There won’t be any difference in the way we can search but there will be a visible change, allowing us to interact more with our standard search results page. This will appear in the form of a dedicated side pane, incorporating relevant posts from the users’ own social network contacts. Not only this, MSN are also launching an ‘Ask Friends’ feature with this; which allows the users to post questions and comments to their social network friends.

Incorporated into this, MSN will even suggest one or more of your friends that may be able to answer or provide help with your query; this is generated by Bing cleverly tracking our Facebook profiles and likes so that any ‘friend suggestions’ provided by them are relevant. All of this will show for every search a user makes but there is the option to opt out.

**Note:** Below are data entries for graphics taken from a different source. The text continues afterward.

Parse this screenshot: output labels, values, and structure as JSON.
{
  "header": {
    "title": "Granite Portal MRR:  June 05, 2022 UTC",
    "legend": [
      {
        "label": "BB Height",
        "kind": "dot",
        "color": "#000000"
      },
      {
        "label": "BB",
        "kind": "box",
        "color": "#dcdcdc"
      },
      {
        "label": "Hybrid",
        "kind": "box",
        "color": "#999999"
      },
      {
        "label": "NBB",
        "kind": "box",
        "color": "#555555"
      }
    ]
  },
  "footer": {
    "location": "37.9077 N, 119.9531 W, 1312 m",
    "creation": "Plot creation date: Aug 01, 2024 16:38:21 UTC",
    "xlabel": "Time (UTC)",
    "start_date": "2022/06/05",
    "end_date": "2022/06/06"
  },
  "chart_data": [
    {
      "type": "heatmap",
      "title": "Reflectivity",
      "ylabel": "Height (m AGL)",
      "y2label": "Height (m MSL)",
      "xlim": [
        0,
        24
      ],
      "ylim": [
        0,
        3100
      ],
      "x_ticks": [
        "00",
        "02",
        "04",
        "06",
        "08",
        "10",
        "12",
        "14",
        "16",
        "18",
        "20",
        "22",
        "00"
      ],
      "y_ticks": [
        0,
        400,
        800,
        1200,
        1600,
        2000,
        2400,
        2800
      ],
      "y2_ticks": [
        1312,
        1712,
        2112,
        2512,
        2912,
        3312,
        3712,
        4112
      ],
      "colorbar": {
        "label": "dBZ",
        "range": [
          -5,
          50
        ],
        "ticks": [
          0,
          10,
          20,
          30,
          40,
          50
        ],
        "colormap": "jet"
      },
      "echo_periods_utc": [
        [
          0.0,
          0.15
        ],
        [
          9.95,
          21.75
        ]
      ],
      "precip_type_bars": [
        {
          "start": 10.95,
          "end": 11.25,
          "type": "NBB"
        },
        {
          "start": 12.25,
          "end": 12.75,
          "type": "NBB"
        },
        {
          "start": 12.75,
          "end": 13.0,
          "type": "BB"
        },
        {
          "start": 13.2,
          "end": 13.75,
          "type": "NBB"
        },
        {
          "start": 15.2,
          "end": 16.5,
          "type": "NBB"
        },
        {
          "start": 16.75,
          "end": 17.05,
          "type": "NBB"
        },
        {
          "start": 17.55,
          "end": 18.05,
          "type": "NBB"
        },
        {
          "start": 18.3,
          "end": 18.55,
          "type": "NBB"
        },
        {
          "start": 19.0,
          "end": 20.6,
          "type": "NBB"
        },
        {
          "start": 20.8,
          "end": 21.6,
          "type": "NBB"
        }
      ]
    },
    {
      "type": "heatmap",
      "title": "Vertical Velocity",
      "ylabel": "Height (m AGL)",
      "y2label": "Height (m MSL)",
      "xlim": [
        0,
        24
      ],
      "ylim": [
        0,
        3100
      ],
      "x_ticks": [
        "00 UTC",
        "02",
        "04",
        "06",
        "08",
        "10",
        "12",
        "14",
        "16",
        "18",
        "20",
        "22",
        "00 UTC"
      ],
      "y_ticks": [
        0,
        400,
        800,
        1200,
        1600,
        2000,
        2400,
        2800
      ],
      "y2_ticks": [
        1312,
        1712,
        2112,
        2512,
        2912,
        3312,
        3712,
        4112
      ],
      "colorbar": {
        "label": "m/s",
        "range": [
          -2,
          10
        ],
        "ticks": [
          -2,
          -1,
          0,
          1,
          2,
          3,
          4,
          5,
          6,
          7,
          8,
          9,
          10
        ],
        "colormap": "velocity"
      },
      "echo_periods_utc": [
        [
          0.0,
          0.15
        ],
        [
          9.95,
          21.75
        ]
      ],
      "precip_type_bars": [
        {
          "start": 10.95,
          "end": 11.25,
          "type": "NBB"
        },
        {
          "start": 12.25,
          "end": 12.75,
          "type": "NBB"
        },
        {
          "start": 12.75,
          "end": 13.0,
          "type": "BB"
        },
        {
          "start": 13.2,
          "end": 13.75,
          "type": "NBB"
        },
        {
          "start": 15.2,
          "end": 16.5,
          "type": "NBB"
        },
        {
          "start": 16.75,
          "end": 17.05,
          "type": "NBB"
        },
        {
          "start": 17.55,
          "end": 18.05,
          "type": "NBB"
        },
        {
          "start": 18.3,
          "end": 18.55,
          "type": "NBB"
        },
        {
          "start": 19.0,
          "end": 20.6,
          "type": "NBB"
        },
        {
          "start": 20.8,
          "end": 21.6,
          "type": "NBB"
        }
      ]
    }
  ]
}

All of this sounds great but the question is, has this move trumpeted Google’s move? It certainly is a competitive step by MSN, but we have to remember the percentage of the user market Google holds; will users suddenly decide to switch their search engine because of this new integration? Even though this plan by MSN seems to be more advanced and pushes the boundaries of social and search integration further than Google had done previously, will that really mean people will change from Google to MSN? We shall see, this plan is set to be rolled out in the US soon with the UK to follow at a later date.

Will this spur Google on to meet the new challenge and resolve the previous criticisms head-on or will they resign to the fact that they hold the higher percentage of the users market and do nothing?We shall have to wait and see!